O simples funciona, e é preciso enxergar além da aparência. A Wood School, escola que nossos filhos frequentam, tem uma estrutura mais do que básica. A primeira impressão é de estranhamento. Mas logo você entende que a proposta é completamente diferente: a natureza é o palco, as crianças são as estrelas. A inteligência social, o carinho e a expertise por trás do que é puramente material fazem a diferença.
Colaboração, dedicação, senso de identidade: o comprometimento dos balineses com sua fé impressiona. Estima-se que uma família balinesa gaste metade da sua renda na preparação e participação de cerimônias. Todos devem contribuir para os rituais - seja um casamento ou um enterro -, para ser considerado um verdadeiro integrante da comunidade. É lindo de se ver.
Meu lar é onde está a minha família. Com zero rede de apoio a não ser a escola, estamos inegavelmente mais unidos. As crianças se ajudam e tomam responsabilidades para si. Nós, adultos, temos mais empatia com sentimentos confusos e decepções do dia a dia que elas enfrentam. Afinal, já vivemos todas essas sensações ao morar em outros países e conhecemos os desafios, mas nos esforçamos para, agora, enxergá-los pelos olhos delas. Uma nova dinâmica, mais madura e compreensiva, tem se formado por aqui. Não importa o contexto, o nível de conforto ou de desconforto: sou mais feliz onde estamos juntos.
Presença e tempo de qualidade com a família não deveriam ser luxo. Imergir em uma cultura e um ambiente diferentes nos faz valorizar o presente. Cada dia é intenso e especial, com seus próprios problemas e belezas. Sinto-me cada vez mais capaz de resolver adversidades e entendo a importância de aproveitar cada minuto, pois a viagem é temporária. A vulnerabilidade da estrada me lembra constantemente de que valorizar a presença de quem amo e desfrutá-la é um grande componente da minha felicidade. Na viagem isso fica evidente todos os dias; na rotina exaustiva que temos no ocidente, é mais provável que não. A prática do Memento Mori dos estoicos, aquela de meditar sobre nossa mortalidade, é um ótimo antídoto a isso. Ao reduzir o zoom e olhar de uma perspectiva ampla, fica tangível: a vida é, essa sim, uma viagem temporária. Se eu viver por 80 anos, ou 29.220 dias, mais da metade disso, 14.975 dias, é passado. Como quero viver os próximos 14.245? O exercício deve ser diário: não quero temer a morte nem a mudança, mas viver uma vida de virtudes e aproveitar ao máximo meu tempo finito.

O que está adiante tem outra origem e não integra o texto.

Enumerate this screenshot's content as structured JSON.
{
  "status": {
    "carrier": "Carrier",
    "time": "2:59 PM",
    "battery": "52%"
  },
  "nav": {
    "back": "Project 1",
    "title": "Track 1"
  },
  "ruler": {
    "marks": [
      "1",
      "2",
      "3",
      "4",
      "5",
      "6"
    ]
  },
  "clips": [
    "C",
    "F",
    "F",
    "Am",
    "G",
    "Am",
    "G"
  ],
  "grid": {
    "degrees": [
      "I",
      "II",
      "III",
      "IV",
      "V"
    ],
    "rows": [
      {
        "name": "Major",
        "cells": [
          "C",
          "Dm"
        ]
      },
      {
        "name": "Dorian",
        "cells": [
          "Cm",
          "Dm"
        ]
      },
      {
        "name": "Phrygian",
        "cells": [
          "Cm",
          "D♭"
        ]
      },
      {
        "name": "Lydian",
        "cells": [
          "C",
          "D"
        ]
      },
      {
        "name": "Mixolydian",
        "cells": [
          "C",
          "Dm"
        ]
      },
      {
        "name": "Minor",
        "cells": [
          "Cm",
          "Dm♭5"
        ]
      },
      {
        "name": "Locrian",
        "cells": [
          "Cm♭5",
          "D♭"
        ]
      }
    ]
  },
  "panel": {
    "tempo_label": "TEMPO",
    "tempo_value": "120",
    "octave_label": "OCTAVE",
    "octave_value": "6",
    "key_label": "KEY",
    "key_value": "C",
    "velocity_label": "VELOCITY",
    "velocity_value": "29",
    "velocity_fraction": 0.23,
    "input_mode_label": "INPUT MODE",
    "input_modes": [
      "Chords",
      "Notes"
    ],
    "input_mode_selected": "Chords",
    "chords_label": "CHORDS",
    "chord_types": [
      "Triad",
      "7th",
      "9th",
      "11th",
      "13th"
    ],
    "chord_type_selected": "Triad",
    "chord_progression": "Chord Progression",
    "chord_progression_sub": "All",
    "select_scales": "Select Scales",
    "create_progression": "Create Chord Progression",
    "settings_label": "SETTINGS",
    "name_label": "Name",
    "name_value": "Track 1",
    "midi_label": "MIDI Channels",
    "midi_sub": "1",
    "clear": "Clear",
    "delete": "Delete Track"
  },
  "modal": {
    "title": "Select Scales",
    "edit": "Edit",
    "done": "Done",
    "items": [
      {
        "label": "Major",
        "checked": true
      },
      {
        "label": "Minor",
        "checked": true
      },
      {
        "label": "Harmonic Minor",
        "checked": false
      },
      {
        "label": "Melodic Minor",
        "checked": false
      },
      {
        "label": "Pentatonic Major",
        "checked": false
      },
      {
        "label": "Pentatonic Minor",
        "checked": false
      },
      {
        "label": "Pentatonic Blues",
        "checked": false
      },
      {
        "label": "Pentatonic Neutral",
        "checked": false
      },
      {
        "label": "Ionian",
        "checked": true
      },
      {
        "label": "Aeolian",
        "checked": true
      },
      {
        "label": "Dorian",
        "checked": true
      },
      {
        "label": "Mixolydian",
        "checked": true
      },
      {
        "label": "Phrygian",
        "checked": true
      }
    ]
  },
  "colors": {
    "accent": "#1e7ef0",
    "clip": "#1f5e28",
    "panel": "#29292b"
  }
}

“Não é curto o tempo que temos, mas dele muito perdemos. A vida é suficientemente longa e com generosidade nos foi dada, para a realização das maiores coisas, se a empregamos bem. Mas, quando ela se esvai no luxo e na indiferença, quando não a empregamos em nada de bom, então, finalmente constrangidos pela fatalidade, sentimos que ela já passou por nós sem que tivéssemos percebido. O fato é o seguinte: não recebemos uma vida breve, mas a fazemos, nem somos dela carentes, mas esbanjadores.
A vida se estende por muito tempo, para aquele que sabe dela bem dispor”.
– Sêneca
Deixo um último recado aqui para você, leitor, para mim mesma e para meus filhos, daqui a alguns anos: vá, seja um pouco louco e um pouco corajoso. Viva cada experiência que a vida trouxer, mas também busque por suas verdades intensamente, aprendendo sobre si e sobre o mundo no caminho. É só sentindo na pele que se aprende, se supera, se cresce. Viver é metamorfosear, é abraçar a mudança e dançar com o caos. Há de se aprender a andar de moto no trânsito insano balinês! Há de se adaptar a desconfortos e a diferentes formas de pensar! Há de se aprender a dançar, lindamente, com o caos!
Daiana, eu adoro seus textos. Esse, em especial, achei bastante poético. Acho que reflete a experiência em Bali. Essa viagem em família me inspira. Obrigada por isso. Eu, que nunca saí do Brasil, viajo junto com vcs. E que sorte tem seus filhos de vivenciar tão cedo tudo isso.
Obrigada pelo texto. Obrigada por escrever.
Até breve!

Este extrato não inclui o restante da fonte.